End of Semester Thoughts

“The holiday season is the perfect time to reflect on our blessings and seek out ways to make life better for those around us.”

Terri Marshall

During our class meeting this week, we talked about planning our fourth-year schedules and getting ready for the residency application process. As I type these words, they’re hard to believe. There are so many moments where I’ve felt like I was just moving into my apartment and getting ready to meet my classmates for the first time. I still sometimes feel like the new kid in town, especially on rotations where I’m meeting a new team every week or sometimes even every day. Looking back though, it’s pretty amazing to see how far we’ve all come. I’ve made life-long friends, discovered skills I never knew I had and learned tons about myself and life (ok, maybe little medicine too). My friends and I have been to the beach more times than I can count, found the best sushi place in town, held one another up through the loss of loved ones and cheered each other on through every accomplishment. At the same time, we’ve worked our butts off and are growing into the role of doctor we will be entrusted with before we know it. It’s so cool to see my friends’ eyes light up talking about their rotations. It’s in those moments you know they’ve found their people, and that’s such an incredible feeling. I’m lucky to have so many incredible human beings as my future colleagues. As Christmas approaches, these are a few things on my classmates and my Christmas list.

Kindness:

A little kindness goes a long way. This goes for everyone. You never know what someone else is going through. As trainees, we are tired. Many of us are homesick and haven’t seen our families in months or even years. We are all trying the best we can to learn about our patients and do a good job caring for them while juggling the challenges of learning new systems from week to week.

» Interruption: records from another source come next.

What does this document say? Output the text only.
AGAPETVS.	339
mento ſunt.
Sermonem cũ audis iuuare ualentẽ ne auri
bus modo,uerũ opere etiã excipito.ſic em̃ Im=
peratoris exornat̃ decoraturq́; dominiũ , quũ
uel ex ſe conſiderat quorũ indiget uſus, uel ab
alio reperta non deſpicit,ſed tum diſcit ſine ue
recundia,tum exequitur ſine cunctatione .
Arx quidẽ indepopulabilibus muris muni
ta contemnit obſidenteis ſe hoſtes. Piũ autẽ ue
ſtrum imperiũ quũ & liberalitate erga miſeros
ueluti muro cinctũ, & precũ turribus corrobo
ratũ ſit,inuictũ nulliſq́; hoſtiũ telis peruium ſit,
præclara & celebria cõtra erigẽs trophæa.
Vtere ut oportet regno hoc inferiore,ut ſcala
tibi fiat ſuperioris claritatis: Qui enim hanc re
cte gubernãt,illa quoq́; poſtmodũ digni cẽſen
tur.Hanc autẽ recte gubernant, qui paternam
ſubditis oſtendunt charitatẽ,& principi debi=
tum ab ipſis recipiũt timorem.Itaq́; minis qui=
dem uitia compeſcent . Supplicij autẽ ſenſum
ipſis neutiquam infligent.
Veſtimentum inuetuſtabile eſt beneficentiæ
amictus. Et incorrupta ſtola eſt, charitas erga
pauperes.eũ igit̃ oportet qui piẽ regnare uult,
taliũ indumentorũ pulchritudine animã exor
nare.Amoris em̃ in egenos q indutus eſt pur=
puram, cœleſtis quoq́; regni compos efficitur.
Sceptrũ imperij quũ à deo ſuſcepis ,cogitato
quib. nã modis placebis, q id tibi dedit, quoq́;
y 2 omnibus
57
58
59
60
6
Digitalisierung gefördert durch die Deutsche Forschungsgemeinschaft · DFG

An encouraging word, a little grace and actionable suggestions for growth make an incredible difference. They demonstrate to us as trainees that you care for us as human beings and as your future colleagues. At the same time, stress and fatigue can negatively impact how we treat others, leading us to act in ways that are contrary to the values we hold. Medicine is a team sport. We are all valuable members of the healthcare team, from the attending physician to the social worker to the patient. We need to stick together and be there for one another. We discussed the topic of microaggressions during our class meeting earlier this week. Fatigue and burnout are two factors that have been associated with increased frequency of these behaviors. Acknowledging this is one small step toward changing our culture and fostering an environment that supports trainees in not only their education, but also in all aspects of their lives.

Patience:

Third year is full of surprises. Things won’t go as planned and accepting that fact is crucial to thriving on the wards. The more adaptable you are, the less stressful rotations will be. You’ll get along with some teams great and others not so much. You may find that your original specialty choice is not as great of a fit as you thought. Life will happen and that’s okay. You might forget a meeting. You’ll most certainly not ask all of the right questions, but that’s the point. You’re there to learn. No one expects you to have all of the answers, but they expect you to try. As long as the above is being practiced, it doesn’t have to feel like the end of the world. You will grow and improve over time and that’s what’s important. As we start to look toward the next year, we will begin choosing our specialties and the residency programs to which we will apply. I’m both excited and anxious to see what the future will hold. I’m fairly certain now that Med-Peds is the path for me, which is a bit of a leap of faith. We don’t have a Med-Peds program at my medical school, so I will need to do rotations elsewhere to confirm that it’s right fit. It’ll be exciting traveling, seeing how other hospital systems operate and finding out what I value in a residency program. I know myself well and trust the insight of those who know me best, so I know in the end I’ll make the right decision 

Humility:

Keep me humble. There is so much I don’t know, and I am continuing to learn every day. Overconfidence leads to errors and those can have drastic consequences. At the same time, we are human and need to grant one another grace. The important thing is learning from one’s mistakes. As medical students, we are acutely aware that we are being evaluated constantly. We are stuck on the edge between knowing our limits and working to appear confident as well as competent. Daily, I’m torn between wanting to be right, so I’m seen as smart, and craving the space to push the limits of my knowledge. By independently creating my own assessments and plans for patients, I can begin to function more and more like the doctor I will soon be. Isn’t the goal of medical school to prepare yourself to be able act as an intern on day one of residency? As a woman, not only do we have to navigate these obstacles, but we also work harder to obtain the same respect as our male colleagues. We are often perceived as either not confident and therefore not competent, or as too intense and then told to “tone it down”. We need confident, assertive and passionate women in medicine. However, one doesn’t need to be loud or aggressive to be competent. Quiet, steady leadership is equally as effective. I’m not the loudest person in the room and that’s not going to change any time soon. I do, however, know who I am and what I stand for. My family has always had the saying that “Tich’s are leaders. Not followers.” I’m still working out what my leadership style will look like, but I do know everyone on my team will be valued. I’m fiercely loyal and will always have their back.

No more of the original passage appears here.